Ok, i've tried option 2, that is by playing another tape in this VCR, there seems to be static, after which the blue screen with the text "USE CLEANING CASSETTE" occurs again. Time to clean the VCR tape maybe?
No, sometimes you do have to do BOTH (VCR heads and the TAPE)*. But the tape is fragile, so this should be left to a professional or you could ruin the tape.
*I have done this (successfully) on no less than 8 occasions.
Except it is not uncommon for a gunky tape to gunk up the heads which gunks up further tapes. Yes you can (and should) clean the heads, but if you don't check/clean the offending tape(s), the problem will recur.
Like an STD.
Finally, before cleaning the bad tape, I'd put the known good tape back into the VCR. If the VCR now malfunctions, after having worked just fine before when playing this same, known good tape, then you have pretty much verified that the bad tape is shedding something onto the VCR. You would then need to clean the heads one more time, and then look into what to do with the bad tape.

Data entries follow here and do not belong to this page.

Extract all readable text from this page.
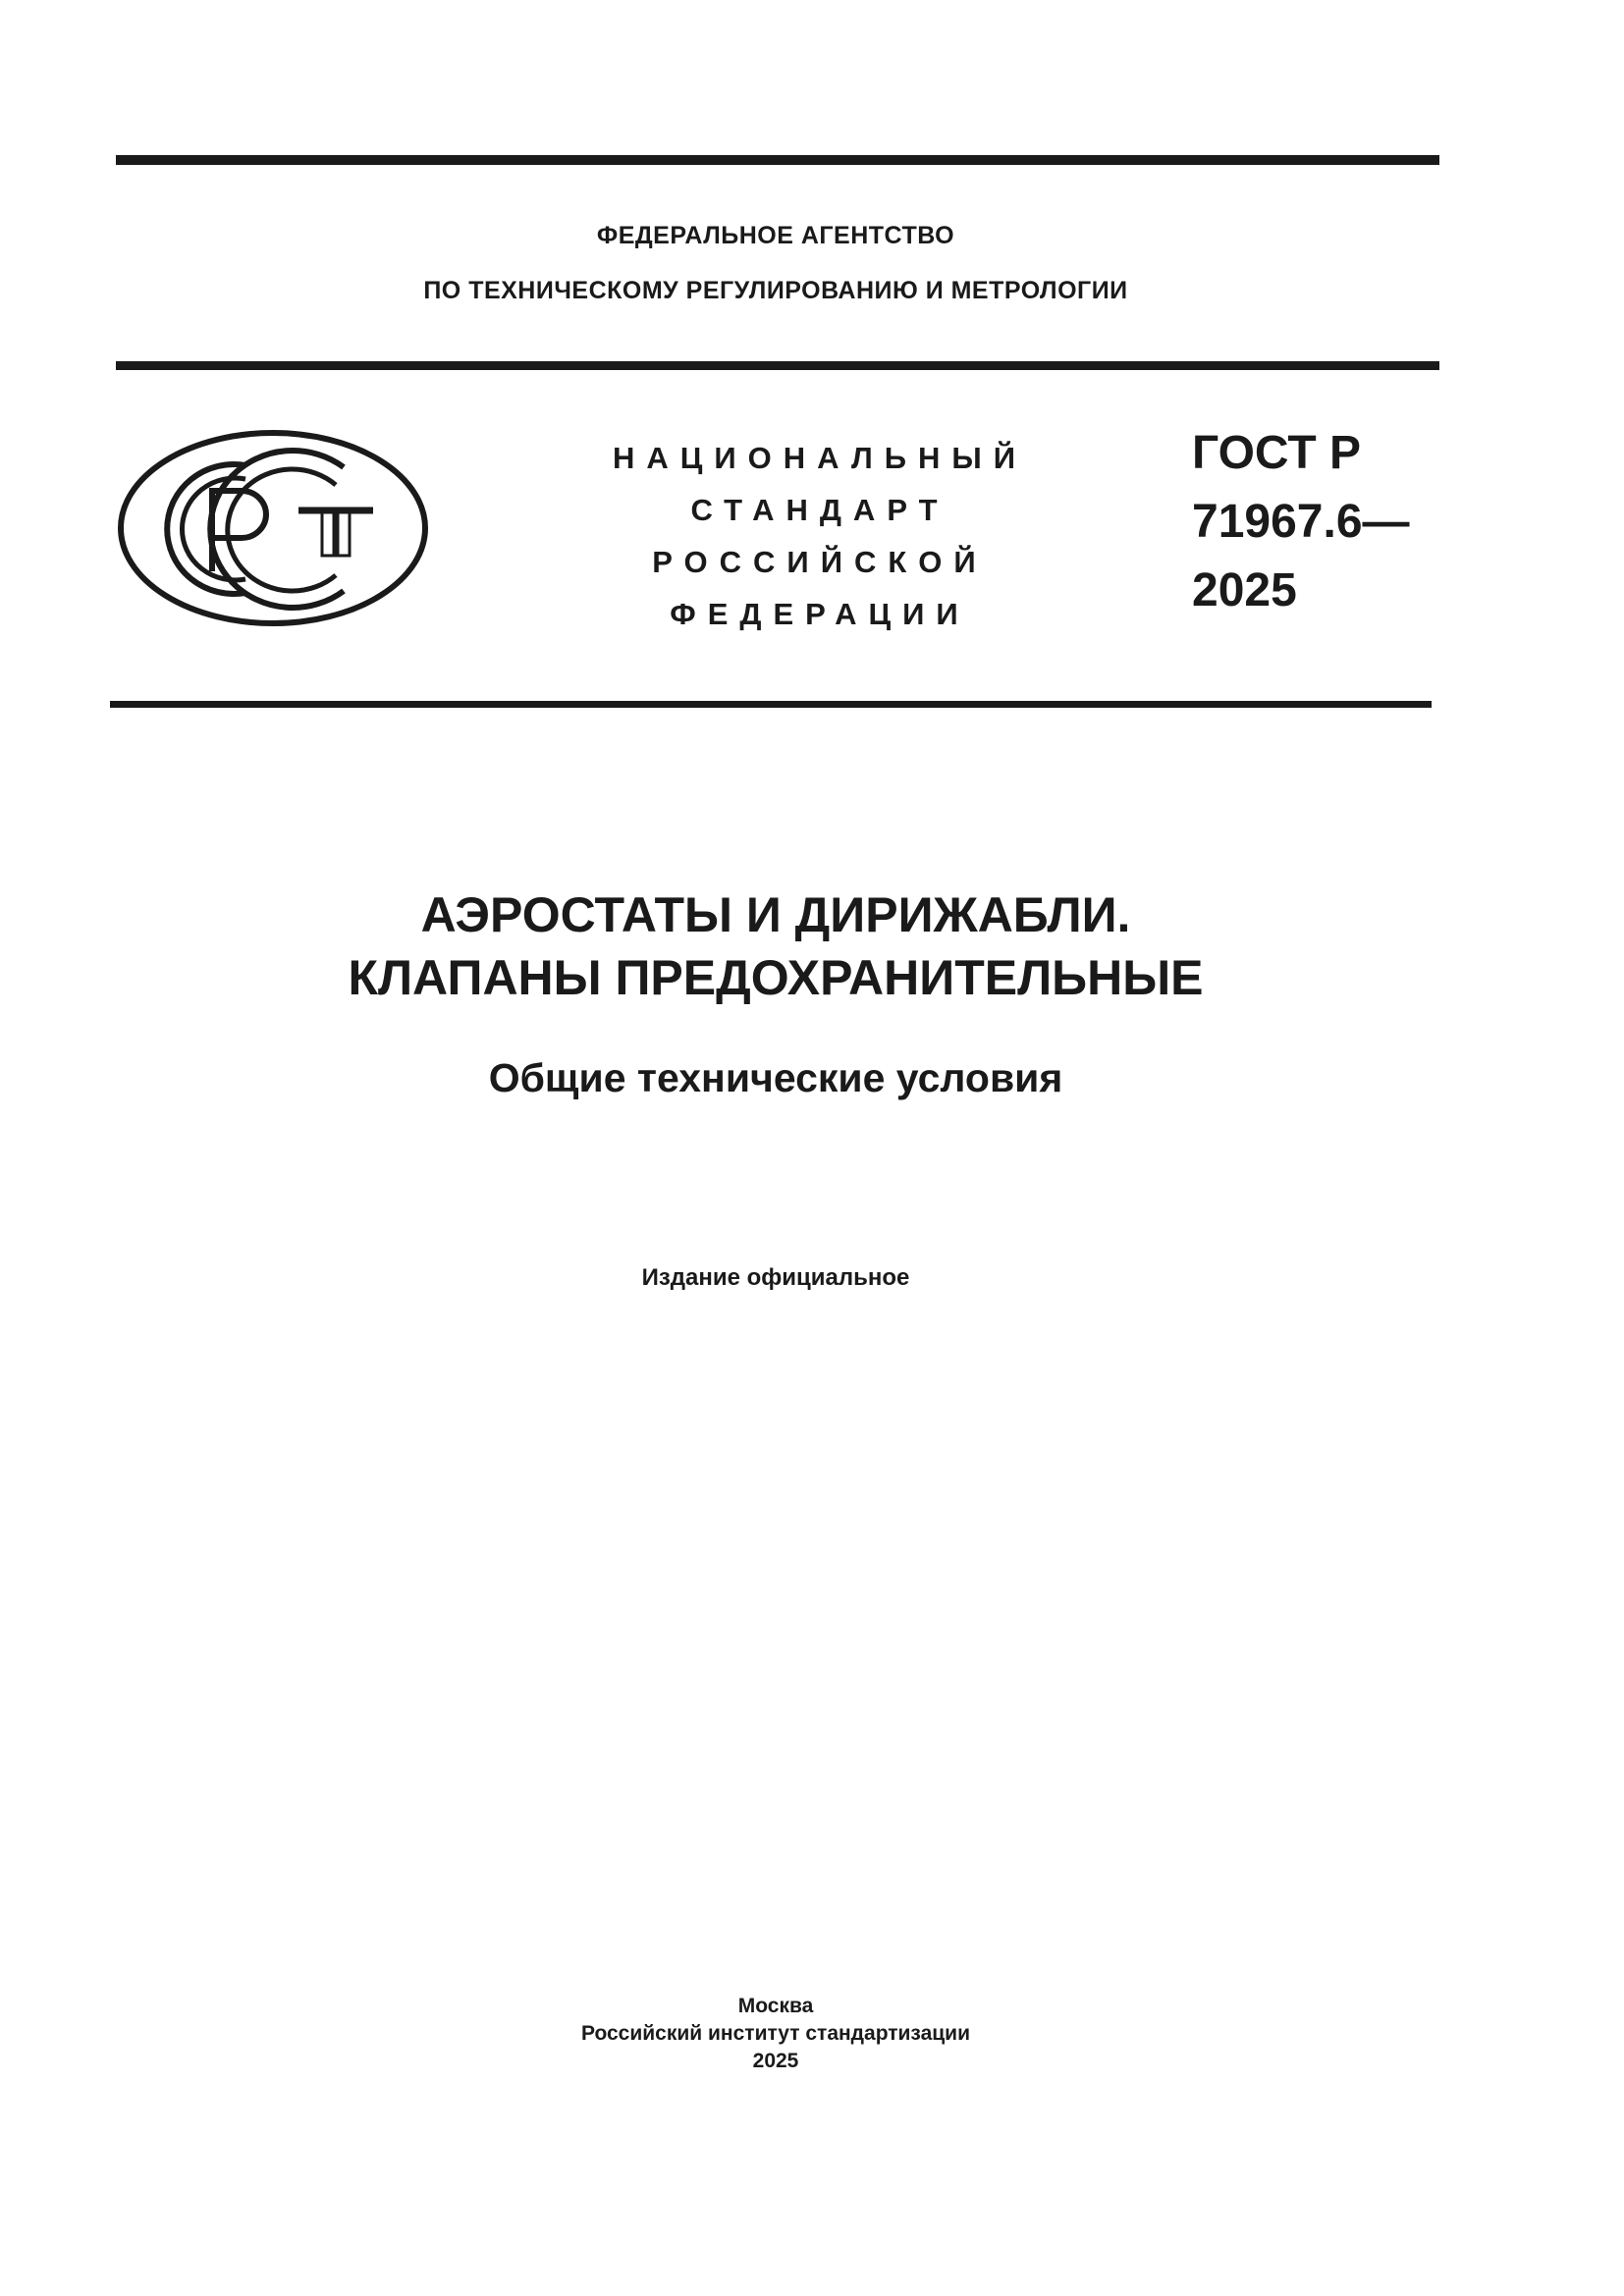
ФЕДЕРАЛЬНОЕ АГЕНТСТВО
ПО ТЕХНИЧЕСКОМУ РЕГУЛИРОВАНИЮ И МЕТРОЛОГИИ
НАЦИОНАЛЬНЫЙ
СТАНДАРТ
РОССИЙСКОЙ
ФЕДЕРАЦИИ
ГОСТ Р
71967.6—
2025
АЭРОСТАТЫ И ДИРИЖАБЛИ.
КЛАПАНЫ ПРЕДОХРАНИТЕЛЬНЫЕ
Общие технические условия
Издание официальное
Москва
Российский институт стандартизации
2025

I have never heard of cleaning a tape, and have absolutely no idea how that can or should be done. I know about baking tapes that are flaking oxide, but most of what I've read about that concerns quadruplex and other broadcast tapes. I don't know if this problem ever affected consumer tapes.
I actually tried a dry tape cleaner on my vcr, but looks like it got worse (Assuming it already turned bad?) that I had to use a blank tape to have my vcr cleaned.
Also, regarding the usage of blank tapes, is it really important to dispose it once done?